Soul Is Pixar’s Existential Threat

Designed to alienate black music culture from its gospel roots, Pixar’s Soul goes all out for secular existentialism. It’s a devious kind of bedtime-story indoctrination in which a disillusioned public-school music teacher, Joe (voiced by Jamie Foxx), searches to find a new meaning of life. Joe’s adventures take him through familiar comic circumstances (School of Rock–style band instruction), family obligation (a domineering mother), and social opposition (competing for personal artistic recognition) that lull Pixar viewers into, once again, accepting the brand’s routine pattern of juvenile self-absorption.

When a street accident shifts Joe’s mortal consciousness to the other side, he repeats the pattern by which black social advancement has drifted away from the spiritual foundations of once-revered freedom and emancipation movements. He finds himself “in the zone,” which his guide #22 (voiced by Tina Fey) instructs him is “the space between the physical and the spiritual.”

Industry giant Pixar shows so little non-technological imagination that it has run out of find-your-way-back-home Yellow Brick Road plots and has recently, since 2015’s Inside Out, settled on sedentary, sleepy-time narrative: mind games.

But Joe mistakes solipsism for thought. He’s told, “This isn’t the great beyond, it’s the great before,” which allows Pixar and co-director/writers Pete Docter and Kemp Powers to veer from their subject into animated hijinks that often look like drug-induced hallucination. Soul’s visual style concentrates on abstract-art other worlds. A century after the groundbreaking Armory Show introduced the split-perspective of African-inspired European art, Pixar softens that advance into cute existential surrealism.

But that’s not Soul’s only offense. Its marketing concept (starting with a raggedy New Orleans jazz-band rendition of “When You Wish Upon a Star” for the Disney logo) shamelessly exploits African-American culture — from the misleading title to the misrepresentation of black artistic experience. Joe’s idolization of jazz performance (he longs to appear at the Half Note, a cartoon version of the New York jazz mecca the Village Vanguard) is essentially the modern worship of celebrity (represented as bossy female jazz saxophonist Dorothea Williams, voiced by Angela Bassett). He seeks fame rather than an understanding of jazz history or those struggles that Charles Mingus described in Beneath the Underdog.

Not since the Beat movement has “soul” been so easily sold to all (meaning white hipsters). Docter and Kemp know what sells in studio boardrooms, and so a cartoon about a black musician/school teacher who loses touch with his cultural and spiritual heritage lines up with progressive Hollywood worldliness. (So does inserting Dylan’s “Subterranean Homesick Blues” alongside the image of mystics on a sailing ship with a peace-symbol anchor. Agnostic activists never give up.)

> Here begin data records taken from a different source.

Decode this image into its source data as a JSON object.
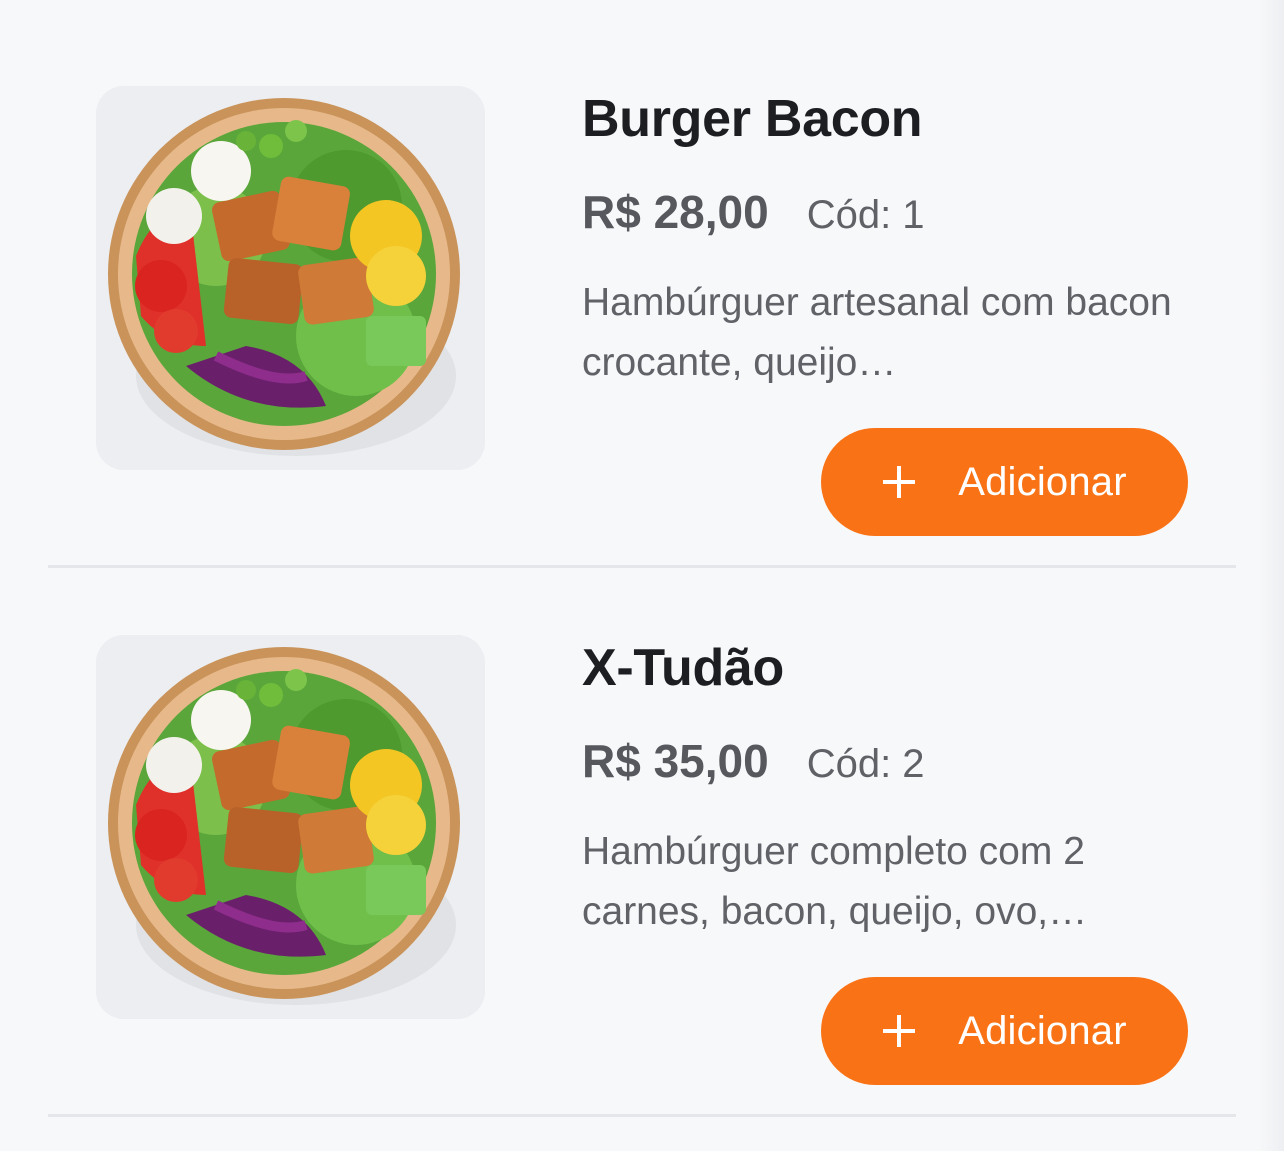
{
  "accent_color": "#f97316",
  "products": [
    {
      "name": "Burger Bacon",
      "price": "R$ 28,00",
      "code": "Cód: 1",
      "description": "Hambúrguer artesanal com bacon crocante, queijo…",
      "add_icon": "plus-icon",
      "add_label": "Adicionar"
    },
    {
      "name": "X-Tudão",
      "price": "R$ 35,00",
      "code": "Cód: 2",
      "description": "Hambúrguer completo com 2 carnes, bacon, queijo, ovo,…",
      "add_icon": "plus-icon",
      "add_label": "Adicionar"
    }
  ]
}
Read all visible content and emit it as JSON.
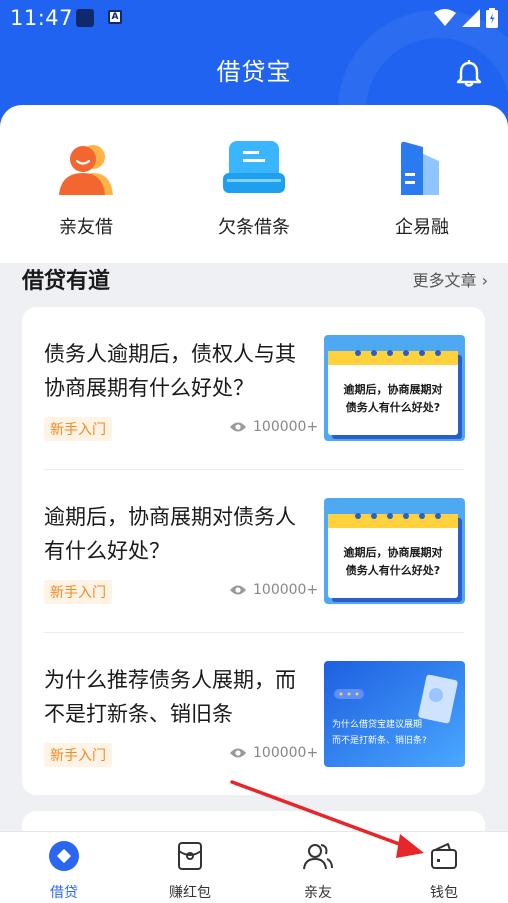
{
  "status": {
    "time": "11:47",
    "badge": "A"
  },
  "header": {
    "title": "借贷宝"
  },
  "services": [
    {
      "label": "亲友借"
    },
    {
      "label": "欠条借条"
    },
    {
      "label": "企易融"
    }
  ],
  "section": {
    "title": "借贷有道",
    "more": "更多文章 ›"
  },
  "articles": [
    {
      "title": "债务人逾期后，债权人与其协商展期有什么好处？",
      "tag": "新手入门",
      "views": "100000+",
      "thumb": "逾期后，协商展期对债务人有什么好处？"
    },
    {
      "title": "逾期后，协商展期对债务人有什么好处？",
      "tag": "新手入门",
      "views": "100000+",
      "thumb": "逾期后，协商展期对债务人有什么好处？"
    },
    {
      "title": "为什么推荐债务人展期，而不是打新条、销旧条",
      "tag": "新手入门",
      "views": "100000+",
      "thumb_line1": "为什么借贷宝建议展期",
      "thumb_line2": "而不是打新条、销旧条?"
    }
  ],
  "tabs": [
    {
      "label": "借贷"
    },
    {
      "label": "赚红包"
    },
    {
      "label": "亲友"
    },
    {
      "label": "钱包"
    }
  ],
  "colors": {
    "brand": "#1f63f0",
    "tag_text": "#f08a24",
    "tag_bg": "#fff3e6",
    "annotation": "#e8262a"
  }
}
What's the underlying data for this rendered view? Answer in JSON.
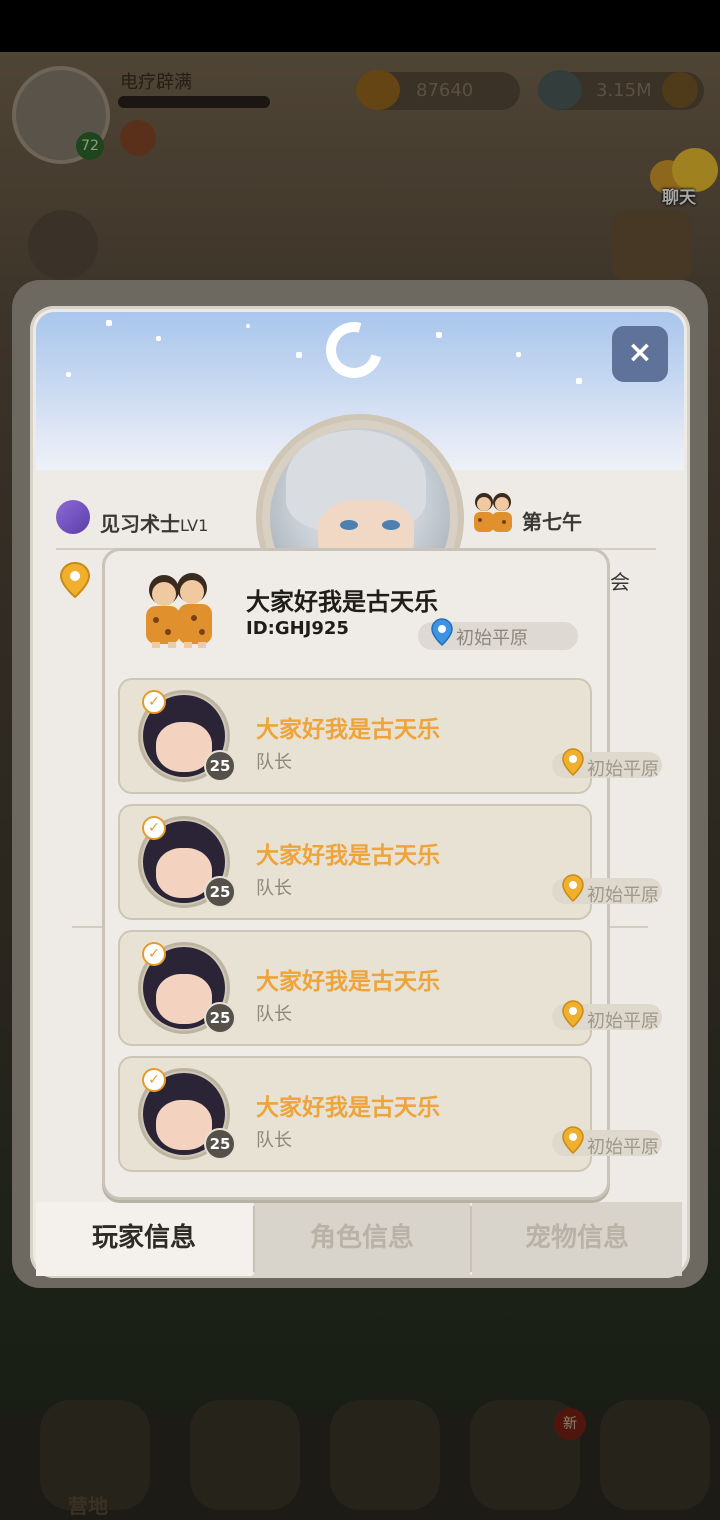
{
  "hud": {
    "player_name": "电疗辟满",
    "level": "72",
    "gold": "87640",
    "gems": "3.15M",
    "chat_label": "聊天"
  },
  "profile": {
    "class_name": "见习术士",
    "class_level": "LV1",
    "tribe": "第七午",
    "guild_suffix": "会",
    "close_symbol": "×"
  },
  "tabs": [
    {
      "label": "玩家信息"
    },
    {
      "label": "角色信息"
    },
    {
      "label": "宠物信息"
    }
  ],
  "team_popup": {
    "name": "大家好我是古天乐",
    "id": "ID:GHJ925",
    "location": "初始平原",
    "members": [
      {
        "name": "大家好我是古天乐",
        "role": "队长",
        "level": "25",
        "location": "初始平原"
      },
      {
        "name": "大家好我是古天乐",
        "role": "队长",
        "level": "25",
        "location": "初始平原"
      },
      {
        "name": "大家好我是古天乐",
        "role": "队长",
        "level": "25",
        "location": "初始平原"
      },
      {
        "name": "大家好我是古天乐",
        "role": "队长",
        "level": "25",
        "location": "初始平原"
      }
    ]
  },
  "bottom_nav": {
    "camp_label": "营地",
    "new_badge": "新"
  },
  "colors": {
    "accent_gold": "#eea43a",
    "close_button": "#5f7299",
    "panel_bg": "#eeebe6"
  }
}
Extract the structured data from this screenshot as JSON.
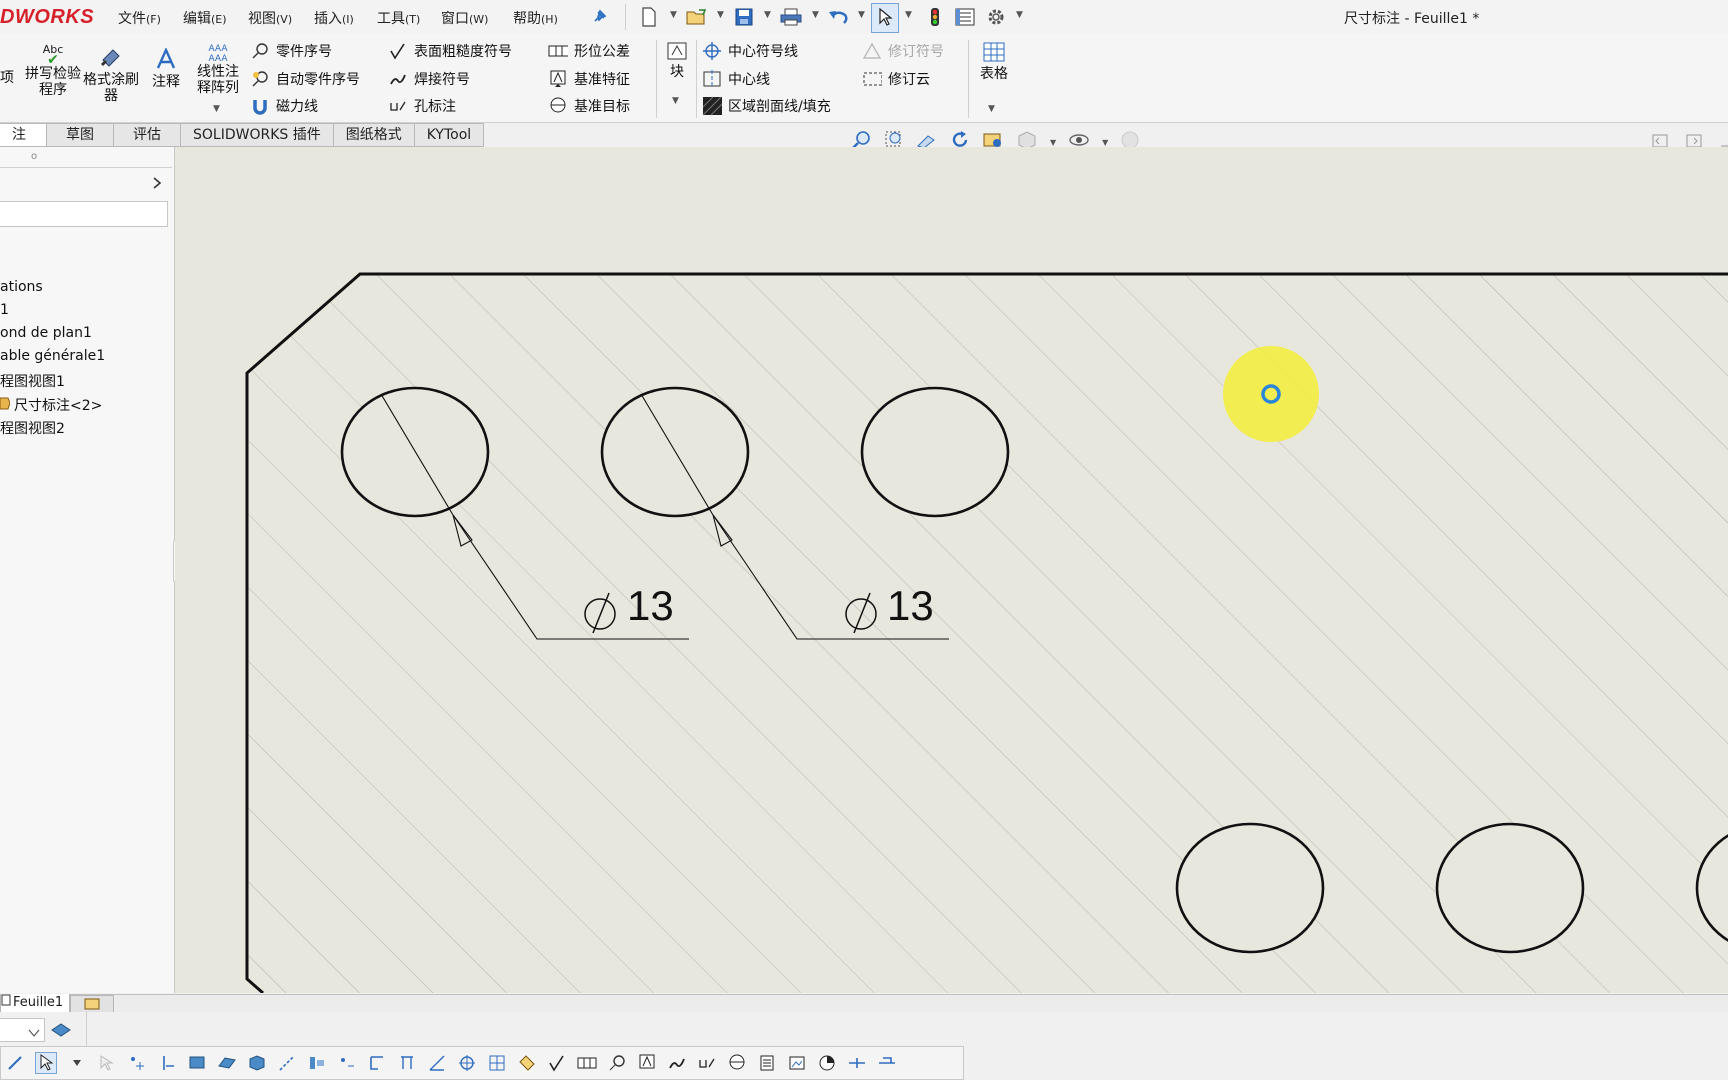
{
  "app": {
    "logo": "DWORKS",
    "document_title": "尺寸标注 - Feuille1 *"
  },
  "menu": [
    {
      "label": "文件",
      "key": "(F)"
    },
    {
      "label": "编辑",
      "key": "(E)"
    },
    {
      "label": "视图",
      "key": "(V)"
    },
    {
      "label": "插入",
      "key": "(I)"
    },
    {
      "label": "工具",
      "key": "(T)"
    },
    {
      "label": "窗口",
      "key": "(W)"
    },
    {
      "label": "帮助",
      "key": "(H)"
    }
  ],
  "ribbon": {
    "partial_left": "项",
    "spell_check": "拼写检验程序",
    "format_painter": "格式涂刷器",
    "note": "注释",
    "linear_note_pattern": "线性注释阵列",
    "balloon": "零件序号",
    "auto_balloon": "自动零件序号",
    "magnetic_line": "磁力线",
    "surface_finish": "表面粗糙度符号",
    "weld_symbol": "焊接符号",
    "hole_callout": "孔标注",
    "geometric_tolerance": "形位公差",
    "datum_feature": "基准特征",
    "datum_target": "基准目标",
    "block": "块",
    "center_mark": "中心符号线",
    "centerline": "中心线",
    "area_hatch": "区域剖面线/填充",
    "revision_symbol": "修订符号",
    "revision_cloud": "修订云",
    "table": "表格"
  },
  "tabs": [
    "注解",
    "草图",
    "评估",
    "SOLIDWORKS 插件",
    "图纸格式",
    "KYTool"
  ],
  "tree": [
    "ations",
    "1",
    "ond de plan1",
    "able générale1",
    "程图视图1",
    "尺寸标注<2>",
    "程图视图2"
  ],
  "dimensions": [
    "13",
    "13"
  ],
  "sheet_tab": "Feuille1",
  "colors": {
    "canvas": "#e8e7dd",
    "cursor_highlight": "#f3ef3a",
    "cursor_ring": "#2a86d8",
    "logo": "#d6202a"
  }
}
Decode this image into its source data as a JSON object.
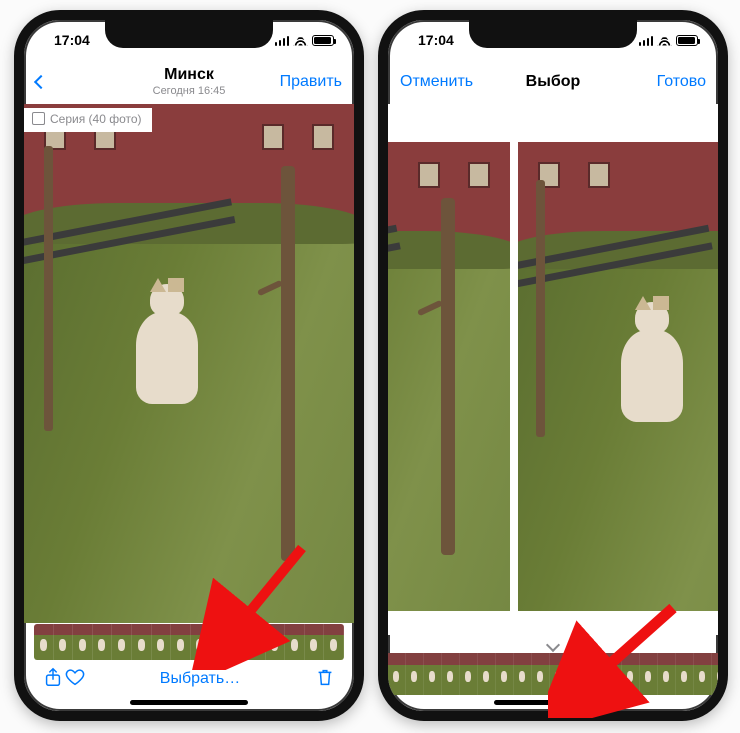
{
  "status": {
    "time": "17:04"
  },
  "left": {
    "nav": {
      "title": "Минск",
      "subtitle": "Сегодня 16:45",
      "edit": "Править"
    },
    "badge": "Серия (40 фото)",
    "toolbar": {
      "select": "Выбрать…"
    },
    "burst_thumb_count_group1": 9,
    "burst_thumb_count_group2": 6
  },
  "right": {
    "nav": {
      "cancel": "Отменить",
      "title": "Выбор",
      "done": "Готово"
    },
    "filmstrip_count": 22
  },
  "colors": {
    "tint": "#007aff"
  }
}
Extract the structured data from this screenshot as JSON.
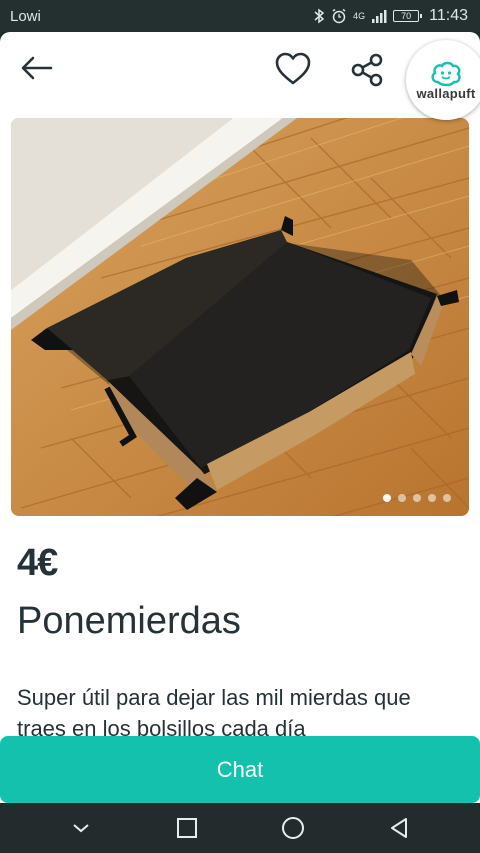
{
  "status_bar": {
    "carrier": "Lowi",
    "network": "4G",
    "battery": "70",
    "time": "11:43"
  },
  "toolbar": {
    "back_icon": "arrow-left-icon",
    "favorite_icon": "heart-outline-icon",
    "share_icon": "share-icon",
    "badge_text": "wallapuft"
  },
  "listing": {
    "photo_count": 5,
    "active_photo_index": 0,
    "price": "4€",
    "title": "Ponemierdas",
    "description": "Super útil para dejar las mil mierdas que traes en los bolsillos cada día"
  },
  "actions": {
    "chat_label": "Chat"
  },
  "nav": {
    "back_icon": "nav-back-triangle-icon",
    "home_icon": "nav-home-circle-icon",
    "recents_icon": "nav-recents-square-icon",
    "collapse_icon": "nav-collapse-chevron-icon"
  },
  "colors": {
    "accent": "#13c1ac",
    "text": "#253238",
    "status_bar": "#23302f",
    "nav_bar": "#232b2c"
  }
}
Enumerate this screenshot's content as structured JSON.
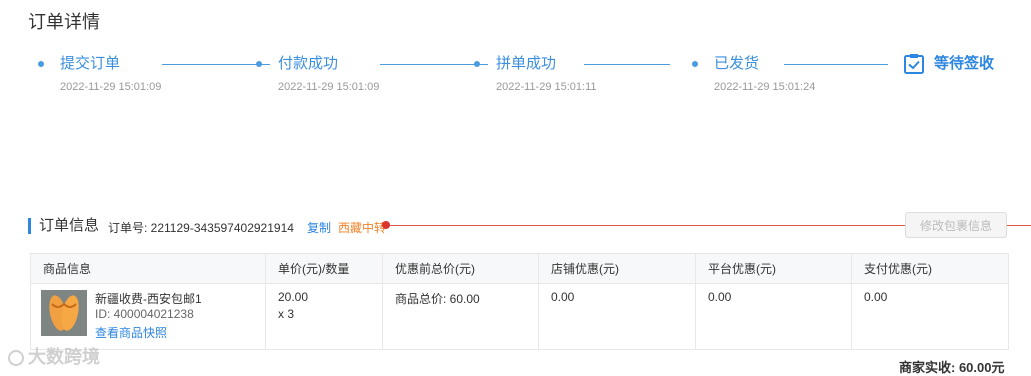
{
  "page": {
    "title": "订单详情"
  },
  "steps": [
    {
      "label": "提交订单",
      "time": "2022-11-29 15:01:09"
    },
    {
      "label": "付款成功",
      "time": "2022-11-29 15:01:09"
    },
    {
      "label": "拼单成功",
      "time": "2022-11-29 15:01:11"
    },
    {
      "label": "已发货",
      "time": "2022-11-29 15:01:24"
    }
  ],
  "current_step": {
    "label": "等待签收",
    "icon": "clipboard-check-icon"
  },
  "order_info": {
    "heading": "订单信息",
    "order_no_label": "订单号: 221129-343597402921914",
    "copy_label": "复制",
    "tag": "西藏中转",
    "modify_button": "修改包裹信息"
  },
  "table": {
    "headers": [
      "商品信息",
      "单价(元)/数量",
      "优惠前总价(元)",
      "店铺优惠(元)",
      "平台优惠(元)",
      "支付优惠(元)"
    ],
    "row": {
      "product_name": "新疆收费-西安包邮1",
      "product_id": "ID: 400004021238",
      "snapshot_link": "查看商品快照",
      "unit_price": "20.00",
      "quantity": "x 3",
      "total_before": "商品总价: 60.00",
      "shop_discount": "0.00",
      "platform_discount": "0.00",
      "payment_discount": "0.00"
    }
  },
  "summary": {
    "merchant_received": "商家实收: 60.00元"
  },
  "watermark": {
    "text": "大数跨境"
  },
  "colors": {
    "accent": "#2d86e0",
    "tag": "#f0842b",
    "red_line": "#e0584d"
  }
}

Joe’s self-examination (“some people just can’t let go of their own anxieties and obsessions, leaving them disconnected from life”) repeats the same politicized, nonreligious pattern that currently turns artists into hyphenates (writer-activist, singer-activist, actor-activist), indicating that artists are no longer “inspired,” in the sense of God’s inspiration, but must be committed to social, political work instead. Joe searches for his “spark” because #22 warns him, “You have no purpose.”

The point of Soul is to normalize secular thinking and secular art. The old R & B concept of “soul” was derived from musicians who applied their gospel-church backgrounds to popular music as part of a unifying black American experience, their spiritual and natural lives driven toward freedom and salvation. But Pixar pilfers this heritage and warps it into phony, overcomplicated ideation.

Unlike the historical pessimism seen in August Wilson’s Ma Rainey’s Black Bottom, Soul pretends to combine Kierkegaard, Kafka, and Kant — a new KKK contrived to make parents feel smart and leave children feeling hopeless. 2020 is so exhausting, who needs this carnival of nothingness?